A concha trazida pela onda e deixada na areia, ali fazendo moradia e entregue aos desvãos dos dias e das noites, é um retrato do próprio ser humano em seu estágio de indagação sobre o valor da vida. Ela própria tão rica e tão abandonada.
Ora, a ostra é preciosa demais porque dentro dela pode estar uma pérola, poderia ser recolhida para servir como alimento, caberia muito bem enfeitando uma estante ou qualquer móvel de uma sala, serviria como adorno para infinitas destinações.
Mas não, é apenas uma ostra trazida pelas águas, esquecida ali e repousando ao sol ou luar, ao calor ou a chuva, à carícia da brisa ou ao açoite do vento. O silêncio circundante e a solidão persistente que pairam sobre ela sabem muito bem quantos sentimentos estão, a um só tempo, nela representados.
O próprio silêncio, a própria solidão, mas também a tristeza, o abandono, a angústia, a dor, a saudade, a lembrança, a dolorosa recordação, o medo, o temor, o grito preso, o pesar, a nostalgia, a agonia, a aflição, e ainda aquele barulho das águas adiante, aquele barulho mortal e mortificante, aquele sinal de distância. Tudo isso numa só ostra, e tudo isso em tantas pessoas que tentam se esconder em suas conchas pela vida afora.
O vento que sopra ao entardecer, já conhecendo a fragilidade da ostra abandonada, não segue seu percurso certeiro, indo adiante desfazer folhagens e varais, sem antes circundar, dar volteios ao redor do seu silêncio e solidão e inventar palavras sobre supostas coisas bonitas que acontecem noutros lugares.
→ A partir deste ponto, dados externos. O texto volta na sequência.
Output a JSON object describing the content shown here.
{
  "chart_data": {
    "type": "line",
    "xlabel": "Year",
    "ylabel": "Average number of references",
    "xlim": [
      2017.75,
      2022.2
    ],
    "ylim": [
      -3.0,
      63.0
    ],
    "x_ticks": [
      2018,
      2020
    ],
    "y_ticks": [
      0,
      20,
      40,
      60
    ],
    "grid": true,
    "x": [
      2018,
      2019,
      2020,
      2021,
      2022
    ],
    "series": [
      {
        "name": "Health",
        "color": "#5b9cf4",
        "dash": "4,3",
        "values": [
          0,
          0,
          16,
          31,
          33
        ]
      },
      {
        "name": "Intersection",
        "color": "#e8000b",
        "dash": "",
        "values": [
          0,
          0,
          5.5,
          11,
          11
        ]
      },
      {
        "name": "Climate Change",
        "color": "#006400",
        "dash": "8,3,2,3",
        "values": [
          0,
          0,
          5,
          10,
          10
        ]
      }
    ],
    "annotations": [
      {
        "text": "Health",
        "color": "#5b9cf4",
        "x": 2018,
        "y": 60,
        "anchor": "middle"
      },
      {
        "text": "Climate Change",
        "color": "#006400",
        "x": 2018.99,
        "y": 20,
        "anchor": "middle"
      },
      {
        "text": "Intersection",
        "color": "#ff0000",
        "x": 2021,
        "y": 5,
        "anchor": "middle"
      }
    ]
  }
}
E o vento, dançando ao redor, soprando em pequenos redemoinhos, vai dizendo que mais adiante e distante as pessoas vivem felizes, estão sorrindo, esbanjando alegria e felicidades, e tudo em meio a tantos prazeres que parece que a vida é um infinito paraíso. Como a ostra só ouve e não responde, o vento passa a dizer muito mais.
E diz que as pessoas estão agindo com mais seriedade em tudo que fazem, agora preservam o amor como nunca, respeitam o próximo, vivem em paz e união consigo mesmas e com todos, aboliram de vez as péssimas virtudes como a fofoca, a intriga barata, a inveja, a canalhice, a perseguição, e que acreditasse se quisesse, mas havia surgido um novo homem, agora sem violência, sem maldade, sem hipocrisia. Contudo, a ostra se recolheu mais ainda em sua concha e continuava emudecida.
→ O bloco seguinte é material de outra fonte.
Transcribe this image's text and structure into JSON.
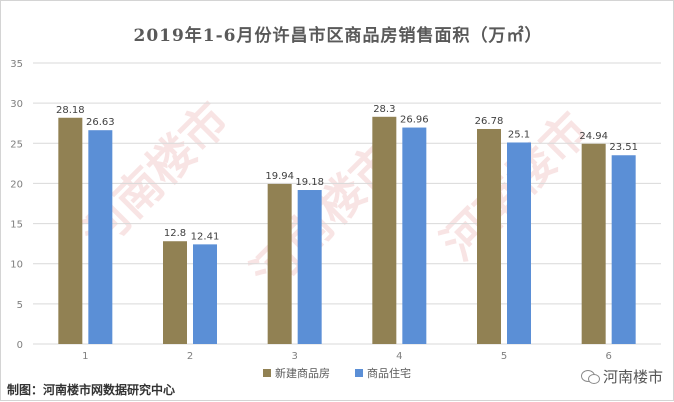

Então o vento, sem saber mais o que fazer para ouvir alguma resposta, disse que só sairia dali quando ela dissesse ao menos uma palavra ou fizesse algum gesto compreensível. E aí a ostra gesticulou e o vento entendeu o que ela pretendia e então se aproximou bem da entrada da concha e começou a ouvir, primeiramente um barulho de mar, de praia, de ondas, de águas dançantes, e depois palavras sussurradas como subindo das águas.
E a ostra disse ao vento que acreditava em tudo que ele dizia, mas não porque fosse verdade, e sim porque o homem era capaz de tudo aquilo e muito mais. E por ser tão capaz de escolher entre o bem e o mal, certamente poderia optar pela coisa mais simples e mais significativa de se fazer na vida, que era viver e deixar os outros viver segundo seus destinos.
E segredou ainda que optando pela insensatez ou irracionalidade, o ser humano poderia ser comparado à pétala que trazia escondida dentro de sua concha. Uma beleza que só tem valor em estado natural, já que depois se torna objeto de ambição e intriga, de luxo e materialismo. E o homem assim, se achando tão belo e valioso, na verdade não passa de uma ostra abandonada numa margem qualquer da vida.